Mendengarkan pemaparan dari kedua narasumber, Sri Puguh Budi Utami menjelaskan jika para pamong dan wali diatur dalam Undang-undang pemasyarakatan pada 2019. Serta untuk penanganan napiter diatur dalam undang-undang terorisme pada 2018. Selain itu, dirinya menjelaskan jika kapasitas lapas di sejumlah tempat sudah melebihi kapasitas.
”Jumlah tahanan dan napi di Indonesia jumlahnya mencapai 271.209 orang, atau setara 106 persen dari kapasitas ruang tahanan. Kondisi ini biasa disebut over-kapasitas. Dari 33 kantor wilayah, hanya Kanwil Yogyakarta, Kanwil Maluku Utara, dan Kanwil Sulawesi Barat yang tidak melebihi kapasitas,” katanya.
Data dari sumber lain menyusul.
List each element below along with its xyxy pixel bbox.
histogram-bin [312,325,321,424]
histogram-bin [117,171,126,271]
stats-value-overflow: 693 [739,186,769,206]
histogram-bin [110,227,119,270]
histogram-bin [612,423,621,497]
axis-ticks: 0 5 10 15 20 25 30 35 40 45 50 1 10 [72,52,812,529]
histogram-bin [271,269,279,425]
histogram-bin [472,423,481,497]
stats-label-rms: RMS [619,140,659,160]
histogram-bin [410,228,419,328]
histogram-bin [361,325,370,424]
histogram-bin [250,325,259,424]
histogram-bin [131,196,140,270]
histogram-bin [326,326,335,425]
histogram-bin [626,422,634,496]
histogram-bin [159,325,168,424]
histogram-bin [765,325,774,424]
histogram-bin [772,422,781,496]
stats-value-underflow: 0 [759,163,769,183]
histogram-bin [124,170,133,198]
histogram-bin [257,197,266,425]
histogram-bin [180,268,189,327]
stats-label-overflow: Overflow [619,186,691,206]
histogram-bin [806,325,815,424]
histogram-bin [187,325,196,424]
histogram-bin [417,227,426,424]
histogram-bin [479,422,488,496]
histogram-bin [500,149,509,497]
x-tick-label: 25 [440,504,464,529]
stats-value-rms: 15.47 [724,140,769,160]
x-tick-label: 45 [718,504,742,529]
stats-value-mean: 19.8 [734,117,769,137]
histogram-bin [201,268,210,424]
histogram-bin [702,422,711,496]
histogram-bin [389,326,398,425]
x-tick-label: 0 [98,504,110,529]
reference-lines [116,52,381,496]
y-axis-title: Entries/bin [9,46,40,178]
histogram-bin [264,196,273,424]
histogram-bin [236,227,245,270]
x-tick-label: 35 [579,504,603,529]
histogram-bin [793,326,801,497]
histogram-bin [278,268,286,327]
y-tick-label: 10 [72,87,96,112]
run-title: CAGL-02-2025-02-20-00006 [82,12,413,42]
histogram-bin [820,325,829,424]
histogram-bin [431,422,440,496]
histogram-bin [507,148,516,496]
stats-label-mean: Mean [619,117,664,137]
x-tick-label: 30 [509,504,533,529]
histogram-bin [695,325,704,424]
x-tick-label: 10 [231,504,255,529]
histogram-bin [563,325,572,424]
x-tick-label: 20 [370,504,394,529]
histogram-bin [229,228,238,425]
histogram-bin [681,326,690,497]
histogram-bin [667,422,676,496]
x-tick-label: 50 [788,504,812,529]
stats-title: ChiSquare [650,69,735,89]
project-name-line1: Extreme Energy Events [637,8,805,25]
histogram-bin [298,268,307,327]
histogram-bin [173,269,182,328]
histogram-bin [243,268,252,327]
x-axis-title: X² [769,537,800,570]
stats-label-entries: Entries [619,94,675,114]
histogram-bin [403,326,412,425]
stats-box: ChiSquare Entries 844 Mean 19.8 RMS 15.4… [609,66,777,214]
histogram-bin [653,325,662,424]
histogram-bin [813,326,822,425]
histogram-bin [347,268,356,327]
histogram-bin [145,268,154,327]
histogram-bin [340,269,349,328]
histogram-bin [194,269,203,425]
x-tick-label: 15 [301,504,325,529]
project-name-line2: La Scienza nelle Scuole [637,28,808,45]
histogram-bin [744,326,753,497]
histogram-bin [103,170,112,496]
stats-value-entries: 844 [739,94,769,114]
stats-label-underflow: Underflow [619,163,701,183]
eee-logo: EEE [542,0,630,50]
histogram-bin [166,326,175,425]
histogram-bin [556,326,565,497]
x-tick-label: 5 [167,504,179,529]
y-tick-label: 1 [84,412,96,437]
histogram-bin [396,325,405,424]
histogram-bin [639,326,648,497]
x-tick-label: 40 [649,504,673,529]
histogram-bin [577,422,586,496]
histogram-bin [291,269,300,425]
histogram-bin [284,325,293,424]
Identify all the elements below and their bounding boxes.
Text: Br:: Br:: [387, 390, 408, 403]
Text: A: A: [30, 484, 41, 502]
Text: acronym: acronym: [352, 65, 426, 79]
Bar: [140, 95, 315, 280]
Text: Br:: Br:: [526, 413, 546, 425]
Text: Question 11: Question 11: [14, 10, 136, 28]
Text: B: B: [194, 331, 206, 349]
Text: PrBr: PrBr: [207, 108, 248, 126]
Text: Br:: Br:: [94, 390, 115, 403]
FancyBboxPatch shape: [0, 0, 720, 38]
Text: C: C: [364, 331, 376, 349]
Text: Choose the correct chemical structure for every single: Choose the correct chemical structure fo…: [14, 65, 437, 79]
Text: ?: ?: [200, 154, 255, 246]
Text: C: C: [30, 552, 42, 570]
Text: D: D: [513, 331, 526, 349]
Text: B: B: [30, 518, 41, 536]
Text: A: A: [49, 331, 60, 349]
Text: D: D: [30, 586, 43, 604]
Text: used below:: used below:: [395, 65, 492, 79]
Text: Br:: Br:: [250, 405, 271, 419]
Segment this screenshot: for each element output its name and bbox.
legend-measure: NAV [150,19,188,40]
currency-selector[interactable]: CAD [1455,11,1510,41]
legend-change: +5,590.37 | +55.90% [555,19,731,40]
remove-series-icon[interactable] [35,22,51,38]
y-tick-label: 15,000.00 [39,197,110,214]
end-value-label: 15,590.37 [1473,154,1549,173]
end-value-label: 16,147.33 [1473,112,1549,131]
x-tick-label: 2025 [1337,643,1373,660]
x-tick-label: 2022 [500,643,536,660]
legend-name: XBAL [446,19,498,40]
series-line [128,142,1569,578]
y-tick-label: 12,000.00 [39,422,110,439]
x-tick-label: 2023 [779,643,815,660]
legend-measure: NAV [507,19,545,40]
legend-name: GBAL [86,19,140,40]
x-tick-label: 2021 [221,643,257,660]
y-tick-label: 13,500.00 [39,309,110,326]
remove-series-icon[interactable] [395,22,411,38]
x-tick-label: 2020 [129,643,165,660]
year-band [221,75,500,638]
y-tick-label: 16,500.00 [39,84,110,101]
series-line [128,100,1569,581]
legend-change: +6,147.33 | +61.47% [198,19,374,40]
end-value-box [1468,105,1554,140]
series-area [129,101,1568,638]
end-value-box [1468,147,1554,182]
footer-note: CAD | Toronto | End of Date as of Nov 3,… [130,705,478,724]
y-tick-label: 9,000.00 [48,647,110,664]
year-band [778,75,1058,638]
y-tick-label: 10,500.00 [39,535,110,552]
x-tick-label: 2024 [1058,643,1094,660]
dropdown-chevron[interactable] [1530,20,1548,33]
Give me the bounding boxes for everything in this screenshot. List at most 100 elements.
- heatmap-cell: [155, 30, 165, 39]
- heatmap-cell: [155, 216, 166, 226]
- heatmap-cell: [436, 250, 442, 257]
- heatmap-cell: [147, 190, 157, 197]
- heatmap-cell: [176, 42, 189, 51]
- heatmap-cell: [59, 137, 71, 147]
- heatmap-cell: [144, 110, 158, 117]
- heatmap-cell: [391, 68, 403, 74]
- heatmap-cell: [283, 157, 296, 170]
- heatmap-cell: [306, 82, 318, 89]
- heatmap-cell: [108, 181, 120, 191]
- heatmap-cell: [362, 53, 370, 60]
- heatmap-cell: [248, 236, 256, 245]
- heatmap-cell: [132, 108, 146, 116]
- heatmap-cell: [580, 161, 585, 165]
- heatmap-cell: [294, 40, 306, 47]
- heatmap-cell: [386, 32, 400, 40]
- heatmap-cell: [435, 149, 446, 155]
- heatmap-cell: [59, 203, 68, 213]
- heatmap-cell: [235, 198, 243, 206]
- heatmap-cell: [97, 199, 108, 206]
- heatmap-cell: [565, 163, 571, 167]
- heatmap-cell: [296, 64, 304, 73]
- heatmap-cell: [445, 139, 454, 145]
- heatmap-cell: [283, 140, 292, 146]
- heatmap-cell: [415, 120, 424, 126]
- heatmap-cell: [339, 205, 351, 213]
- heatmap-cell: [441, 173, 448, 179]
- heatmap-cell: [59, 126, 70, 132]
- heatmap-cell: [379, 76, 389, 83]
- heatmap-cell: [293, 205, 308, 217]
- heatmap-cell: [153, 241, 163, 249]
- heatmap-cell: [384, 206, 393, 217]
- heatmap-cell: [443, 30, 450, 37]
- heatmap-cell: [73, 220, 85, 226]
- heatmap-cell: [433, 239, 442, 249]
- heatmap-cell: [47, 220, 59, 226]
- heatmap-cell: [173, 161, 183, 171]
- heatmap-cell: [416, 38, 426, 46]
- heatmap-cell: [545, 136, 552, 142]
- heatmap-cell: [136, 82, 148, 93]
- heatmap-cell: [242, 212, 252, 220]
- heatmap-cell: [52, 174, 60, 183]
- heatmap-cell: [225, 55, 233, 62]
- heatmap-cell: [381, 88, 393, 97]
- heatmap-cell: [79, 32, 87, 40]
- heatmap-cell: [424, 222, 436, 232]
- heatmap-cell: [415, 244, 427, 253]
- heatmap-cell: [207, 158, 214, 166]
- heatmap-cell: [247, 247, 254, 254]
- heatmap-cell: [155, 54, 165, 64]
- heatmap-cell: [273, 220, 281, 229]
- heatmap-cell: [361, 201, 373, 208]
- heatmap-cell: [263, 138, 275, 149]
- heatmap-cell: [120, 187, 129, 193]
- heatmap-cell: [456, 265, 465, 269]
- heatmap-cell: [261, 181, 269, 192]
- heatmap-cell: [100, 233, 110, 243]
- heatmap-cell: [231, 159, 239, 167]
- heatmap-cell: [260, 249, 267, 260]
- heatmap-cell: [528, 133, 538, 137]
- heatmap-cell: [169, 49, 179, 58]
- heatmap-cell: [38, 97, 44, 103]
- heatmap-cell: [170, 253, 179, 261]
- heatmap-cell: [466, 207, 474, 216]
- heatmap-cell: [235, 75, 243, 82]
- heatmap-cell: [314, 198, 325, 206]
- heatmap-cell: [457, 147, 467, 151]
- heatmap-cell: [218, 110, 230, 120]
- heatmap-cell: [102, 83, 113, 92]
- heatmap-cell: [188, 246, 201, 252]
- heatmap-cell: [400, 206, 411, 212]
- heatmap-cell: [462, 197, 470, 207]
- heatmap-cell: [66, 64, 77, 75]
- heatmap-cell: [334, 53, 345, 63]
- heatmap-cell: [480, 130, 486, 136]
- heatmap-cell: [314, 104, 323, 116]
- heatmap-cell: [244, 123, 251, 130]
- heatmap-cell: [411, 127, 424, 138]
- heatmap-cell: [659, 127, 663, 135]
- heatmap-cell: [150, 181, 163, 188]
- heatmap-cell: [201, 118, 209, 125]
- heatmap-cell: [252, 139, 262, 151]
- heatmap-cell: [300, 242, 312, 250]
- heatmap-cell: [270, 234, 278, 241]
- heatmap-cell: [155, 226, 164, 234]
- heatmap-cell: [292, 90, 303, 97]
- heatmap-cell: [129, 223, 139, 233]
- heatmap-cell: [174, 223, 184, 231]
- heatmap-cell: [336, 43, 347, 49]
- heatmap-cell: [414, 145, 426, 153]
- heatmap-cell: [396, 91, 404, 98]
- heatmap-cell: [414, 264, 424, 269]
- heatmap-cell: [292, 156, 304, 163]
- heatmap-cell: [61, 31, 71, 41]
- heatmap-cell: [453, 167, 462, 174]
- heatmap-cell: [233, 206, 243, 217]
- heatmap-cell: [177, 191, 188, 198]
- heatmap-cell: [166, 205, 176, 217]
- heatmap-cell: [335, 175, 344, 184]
Selanjutnya, Rifana Meika mengungkapkan jika semua lapas belum memiliki pedoman untuk penanganan napiter. Sehingga, dibutuhkan pelatihan bagi lapas untuk menghadapi napiter. Berdasarkan penelitian yang pernah dilakukan oleh YPP, di mana napiter ini tidak ditempatkan di ruang osilasi. Tidak ditempatkan napiter di ruang isolasi ini dapat mengindikasi napiter untuk melakukan doktrin kepada napi lainnya. Hal ini menjadi masalah baru di dalam sel.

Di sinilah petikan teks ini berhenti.